Au fond, dit-il, l’important n’est pas de savoir qui gagne le plus, mais est-ce que la Guinée est satisfaite du résultat des négociations d’une part par le gouvernement et de l’autre les citoyens. De son côté, NRGI soutient la publication des contrats miniers dans laquelle le gouvernement guinéen s’est engagé depuis plusieurs années maintenant, permettant ainsi aux citoyens de faire leur propre évaluation des résultats des négociations.

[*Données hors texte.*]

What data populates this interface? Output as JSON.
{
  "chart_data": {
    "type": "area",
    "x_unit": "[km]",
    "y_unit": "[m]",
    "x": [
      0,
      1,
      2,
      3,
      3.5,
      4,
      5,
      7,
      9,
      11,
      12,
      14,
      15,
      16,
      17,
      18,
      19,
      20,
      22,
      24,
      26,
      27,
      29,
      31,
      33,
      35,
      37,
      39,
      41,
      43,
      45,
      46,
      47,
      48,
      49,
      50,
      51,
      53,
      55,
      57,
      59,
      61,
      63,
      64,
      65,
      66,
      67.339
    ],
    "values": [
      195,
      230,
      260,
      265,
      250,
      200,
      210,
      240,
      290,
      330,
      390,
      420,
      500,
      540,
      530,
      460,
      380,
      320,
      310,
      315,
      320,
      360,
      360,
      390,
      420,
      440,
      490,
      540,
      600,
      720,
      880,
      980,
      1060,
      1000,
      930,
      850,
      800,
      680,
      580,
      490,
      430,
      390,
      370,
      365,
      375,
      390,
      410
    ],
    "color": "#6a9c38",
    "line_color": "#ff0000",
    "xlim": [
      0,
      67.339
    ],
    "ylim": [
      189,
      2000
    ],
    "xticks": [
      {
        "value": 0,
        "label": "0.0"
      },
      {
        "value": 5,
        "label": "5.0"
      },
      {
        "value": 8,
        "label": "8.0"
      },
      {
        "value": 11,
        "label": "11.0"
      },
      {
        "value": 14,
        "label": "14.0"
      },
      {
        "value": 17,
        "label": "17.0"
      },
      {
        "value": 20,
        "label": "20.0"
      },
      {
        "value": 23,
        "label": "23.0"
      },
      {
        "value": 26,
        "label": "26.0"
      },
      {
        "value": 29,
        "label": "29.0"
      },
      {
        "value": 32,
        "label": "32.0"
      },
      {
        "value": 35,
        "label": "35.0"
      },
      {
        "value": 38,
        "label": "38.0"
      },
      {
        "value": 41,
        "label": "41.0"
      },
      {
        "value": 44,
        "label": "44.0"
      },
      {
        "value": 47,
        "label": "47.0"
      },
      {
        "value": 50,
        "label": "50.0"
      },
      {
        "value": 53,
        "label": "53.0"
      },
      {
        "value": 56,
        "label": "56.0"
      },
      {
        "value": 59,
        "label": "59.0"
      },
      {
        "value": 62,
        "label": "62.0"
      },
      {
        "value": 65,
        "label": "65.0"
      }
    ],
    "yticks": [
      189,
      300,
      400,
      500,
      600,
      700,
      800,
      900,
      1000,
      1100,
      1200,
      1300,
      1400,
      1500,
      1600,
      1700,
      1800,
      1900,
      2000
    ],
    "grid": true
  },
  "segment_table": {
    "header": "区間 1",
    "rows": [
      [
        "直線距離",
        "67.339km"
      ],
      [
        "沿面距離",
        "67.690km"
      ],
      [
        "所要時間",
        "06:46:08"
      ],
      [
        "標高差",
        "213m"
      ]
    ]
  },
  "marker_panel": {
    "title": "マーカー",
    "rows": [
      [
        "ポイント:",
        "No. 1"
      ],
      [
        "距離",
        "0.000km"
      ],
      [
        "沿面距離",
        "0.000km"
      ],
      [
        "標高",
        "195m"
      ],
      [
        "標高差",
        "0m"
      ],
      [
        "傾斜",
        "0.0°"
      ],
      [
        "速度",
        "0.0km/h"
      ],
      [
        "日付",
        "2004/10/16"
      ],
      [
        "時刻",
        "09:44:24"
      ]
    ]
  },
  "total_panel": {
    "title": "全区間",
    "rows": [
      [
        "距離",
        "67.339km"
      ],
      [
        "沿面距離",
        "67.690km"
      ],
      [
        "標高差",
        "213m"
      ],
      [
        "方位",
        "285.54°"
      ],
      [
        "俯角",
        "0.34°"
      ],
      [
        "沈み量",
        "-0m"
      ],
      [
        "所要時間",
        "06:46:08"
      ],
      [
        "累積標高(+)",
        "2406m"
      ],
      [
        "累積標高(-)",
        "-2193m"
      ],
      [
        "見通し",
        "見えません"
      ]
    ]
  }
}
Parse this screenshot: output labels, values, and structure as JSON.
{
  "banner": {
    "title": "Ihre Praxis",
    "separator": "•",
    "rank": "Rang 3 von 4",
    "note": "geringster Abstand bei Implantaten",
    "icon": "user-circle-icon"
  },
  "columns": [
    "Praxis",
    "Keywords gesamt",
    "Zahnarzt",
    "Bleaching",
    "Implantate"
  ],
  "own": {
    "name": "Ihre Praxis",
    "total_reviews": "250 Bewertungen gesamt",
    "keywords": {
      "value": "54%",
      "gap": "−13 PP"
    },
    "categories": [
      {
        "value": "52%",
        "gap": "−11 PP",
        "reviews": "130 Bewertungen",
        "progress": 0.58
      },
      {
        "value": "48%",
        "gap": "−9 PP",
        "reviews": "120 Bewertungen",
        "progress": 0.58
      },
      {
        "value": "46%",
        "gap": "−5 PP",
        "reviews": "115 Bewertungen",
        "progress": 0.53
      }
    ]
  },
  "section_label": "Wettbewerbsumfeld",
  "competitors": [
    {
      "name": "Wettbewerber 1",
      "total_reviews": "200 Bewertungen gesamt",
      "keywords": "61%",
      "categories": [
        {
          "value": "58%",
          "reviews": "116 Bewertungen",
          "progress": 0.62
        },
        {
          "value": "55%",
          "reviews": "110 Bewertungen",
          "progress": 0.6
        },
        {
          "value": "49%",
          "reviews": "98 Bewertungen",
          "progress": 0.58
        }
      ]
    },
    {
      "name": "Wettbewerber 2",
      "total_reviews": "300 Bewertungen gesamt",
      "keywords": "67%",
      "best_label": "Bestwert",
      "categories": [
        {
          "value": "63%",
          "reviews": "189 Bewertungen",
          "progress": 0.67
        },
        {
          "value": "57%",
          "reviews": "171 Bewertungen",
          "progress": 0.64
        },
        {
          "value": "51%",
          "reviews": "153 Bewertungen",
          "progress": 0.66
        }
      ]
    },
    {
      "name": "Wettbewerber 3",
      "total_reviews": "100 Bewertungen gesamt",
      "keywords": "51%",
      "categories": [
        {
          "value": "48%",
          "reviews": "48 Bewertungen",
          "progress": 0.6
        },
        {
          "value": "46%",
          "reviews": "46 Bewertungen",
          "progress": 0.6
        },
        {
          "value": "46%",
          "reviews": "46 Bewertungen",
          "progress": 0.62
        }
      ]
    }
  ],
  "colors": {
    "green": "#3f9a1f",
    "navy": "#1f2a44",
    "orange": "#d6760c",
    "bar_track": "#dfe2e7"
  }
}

L’autre aspect concerne des contrats de nature plus financière, comme les prêts adossés aux ressources. Les 20 milliards sont une ligne de crédit dans laquelle la Guinée pioche pour financer des infrastructures, et qu’elle commencera à rembourser, à partir de 2022, sur la base des revenus miniers exploités par certaines entreprises chinoises.

« Sur ce type d’accord, on n’a pas beaucoup d’éléments pour évaluer : quoi qu’on ait en accès libre en ligne les contrats miniers de Henan Chine, Chalco et China Power Investment (SPIC), les trois entreprises liés à ce contrat, l’accord-cadre lui-même n’est pas publié. Il y a des contrats d’infrastructures et d’autres documents associés qui permettraient de comprendre le contenu de l’accord et le niveau d’exécution. Cela permettrait de savoir si le prêt adossé aux ressources est avantageux et si la Guinée est exposée à des risques importants ».

Cette question est plus importante aujourd’hui, dit-il, la Guinée est en crise sanitaire et 2022, date du début de remboursement du prêt est proche sachant que les travaux d’infrastructures sont déjà en cours.

« Est-ce que la Guinée est gagnante, le gouvernement dira que c’est la Guinée car c’est lui qui a négocié, mais est-ce que le citoyen a les moyens de faire lui-même l’évaluation » se demande Dr Hervé Lado.